On Wednesday 22 September 2021 13:42:00 John Figie wrote:

> John Figie
>
>  But if it overshoots the
>
> > commanded position and goes into reverse to bring the motor back by
> > more than a 1 or 2 % drive while the motor is still coasting fwd, it
> > will crowbar the psu, getting it hot instantly, causeing the psu to
> > do a shut down until it has cooled for 2 or 3 minutes. Even then, no
> > heat in the BTS IC's.
>
> So if the motor is rotating forward and has enough inertia then when
> you try to slow it or reverse
> it it will become a generator and try to increase the output voltage
> on the PSU. Is the
> crowbar circuit in the PSU an overvoltage protection crowbar? If so,
> then maybe that is the issue.

I think, from what I have seen on the scope, that yes, its a generator, 
but with the bridge switched in the reversal, its the equ of hooking 
a -24 volt generator to the psu. Equals instant, many amps drawn 
crowbar. Up to that point the psu is running dead cold, but when it 
shuts down, the hot transistors in the psu are hot enough that the 
radiated heat says that corner of the psu is burn your hand hot, in 
milliseconds.  There is no damage, and normal operation is resumed if 
time to cool has been given and power is then cycled off & hack on. That 
FWIW, is a feature of F2 on all my machines. I have not hooked that up 
in hal, mainly because that would kill the power instantly, stopping the 
cooling fan, and extending the enforced stop from 2-3 minutes to around 
10 minutes.
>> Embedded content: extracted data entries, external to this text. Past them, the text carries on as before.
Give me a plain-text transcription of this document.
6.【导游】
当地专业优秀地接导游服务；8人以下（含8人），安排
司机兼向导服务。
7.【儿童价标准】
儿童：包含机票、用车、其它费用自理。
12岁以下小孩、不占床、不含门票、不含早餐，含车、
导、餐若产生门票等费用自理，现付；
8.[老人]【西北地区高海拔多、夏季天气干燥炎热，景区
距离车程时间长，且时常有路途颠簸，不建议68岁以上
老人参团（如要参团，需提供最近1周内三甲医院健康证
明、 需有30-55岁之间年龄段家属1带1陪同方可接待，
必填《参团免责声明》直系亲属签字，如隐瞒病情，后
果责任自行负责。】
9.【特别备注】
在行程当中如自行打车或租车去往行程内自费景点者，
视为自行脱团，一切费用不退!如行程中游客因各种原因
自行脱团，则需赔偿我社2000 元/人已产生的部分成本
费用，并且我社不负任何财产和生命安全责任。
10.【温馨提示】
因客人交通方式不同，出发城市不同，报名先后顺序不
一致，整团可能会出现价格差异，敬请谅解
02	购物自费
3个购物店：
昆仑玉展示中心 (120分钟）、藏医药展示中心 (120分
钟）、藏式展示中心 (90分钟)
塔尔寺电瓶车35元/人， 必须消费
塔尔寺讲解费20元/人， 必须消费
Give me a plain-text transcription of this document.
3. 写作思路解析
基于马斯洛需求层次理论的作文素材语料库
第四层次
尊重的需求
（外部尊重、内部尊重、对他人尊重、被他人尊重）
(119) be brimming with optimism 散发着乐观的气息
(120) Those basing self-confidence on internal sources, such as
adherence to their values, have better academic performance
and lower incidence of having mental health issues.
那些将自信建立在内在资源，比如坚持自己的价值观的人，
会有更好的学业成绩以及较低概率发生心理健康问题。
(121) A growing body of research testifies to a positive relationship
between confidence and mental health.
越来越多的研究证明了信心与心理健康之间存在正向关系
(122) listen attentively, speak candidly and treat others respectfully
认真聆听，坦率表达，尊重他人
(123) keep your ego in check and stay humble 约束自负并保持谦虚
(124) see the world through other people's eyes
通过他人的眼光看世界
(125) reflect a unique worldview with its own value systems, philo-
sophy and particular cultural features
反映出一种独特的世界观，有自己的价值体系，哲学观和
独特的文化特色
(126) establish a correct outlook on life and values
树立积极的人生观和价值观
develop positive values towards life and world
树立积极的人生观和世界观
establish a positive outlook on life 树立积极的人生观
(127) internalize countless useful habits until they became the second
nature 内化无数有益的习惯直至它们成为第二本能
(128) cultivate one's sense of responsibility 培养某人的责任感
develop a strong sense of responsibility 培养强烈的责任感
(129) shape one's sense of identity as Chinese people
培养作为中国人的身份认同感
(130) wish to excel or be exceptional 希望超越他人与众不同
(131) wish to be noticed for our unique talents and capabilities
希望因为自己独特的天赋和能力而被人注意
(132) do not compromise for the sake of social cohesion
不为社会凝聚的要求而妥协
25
On the scope, the dc has no up-spike, it just drops like a 
rock, taking around 10 micro-seconds to get down to 1 volt. That holds 
for several milliseconds while the psu is deciding to shut down from the 
short on its output.

Could the BTS 7960 bridge itself actually turn into a short under those 
conditions?. It has a good sized heat sink that never has a detectable 
heat. With single digit milliohms of R when on, thats is not beyond 
imagining. A subtrate scr perhaps? 

There is a one paragraph description buried in technical gobbledegook in 
the manual.  And there is an INH input but driving it would take 
external full time logic in order to meet its reaction time.
 
> Maybe you need some way to get rid of the stopping energy with a shunt
> resistor and switch that activates
> before the crowbar trips.

Matches my thinking but I haven't pursued it into visualizing the logic 
to do it with. Said another way, I am a C.E.T., getting ancient and 
rusty but w/o enough data to make sense of it. And being a CET, I'd 
druther fix it with finesse, not by making a lot of heat dumping power 
brute force.

> In industrial motion systems a shunt resistor and switch is used to
> regulate the DC bus that feeds
> all of the servo axis. This is not a precise voltage regulator, it
> just turns on the shunt as the voltage gets
> above a set limit and then turns off again as the voltage returns to a
> lower limit.
>
I have thought of doing something like that for the spindle psu, which 
shoots well above the surge voltage rating of its filter caps when doing 
a spindle reverse, however its only for a few milliseconds before the 
controller uses that recovered energy to accelerate the spindle in the 
new direction, doing it for free, no noticable surge in the wall current 
draw at all, the surge is of such short duration that there is no 
detectable heating of the caps during the few milliseconds of the 
overvoltage duration.  And its been doing it for 5+ years with zero 
failures. From 3k revs fwd to 3k revs reverse is 350 to 400 
milliseconds.

> Regards,
>
> John
>
Thanks John.

Cheers, Gene Heskett
-- 
"There are four boxes to be used in defense of liberty:
 soap, ballot, jury, and ammo. Please use in that order."
-Ed Howdershelt (Author)
If we desire respect for the law, we must first make the law respectable.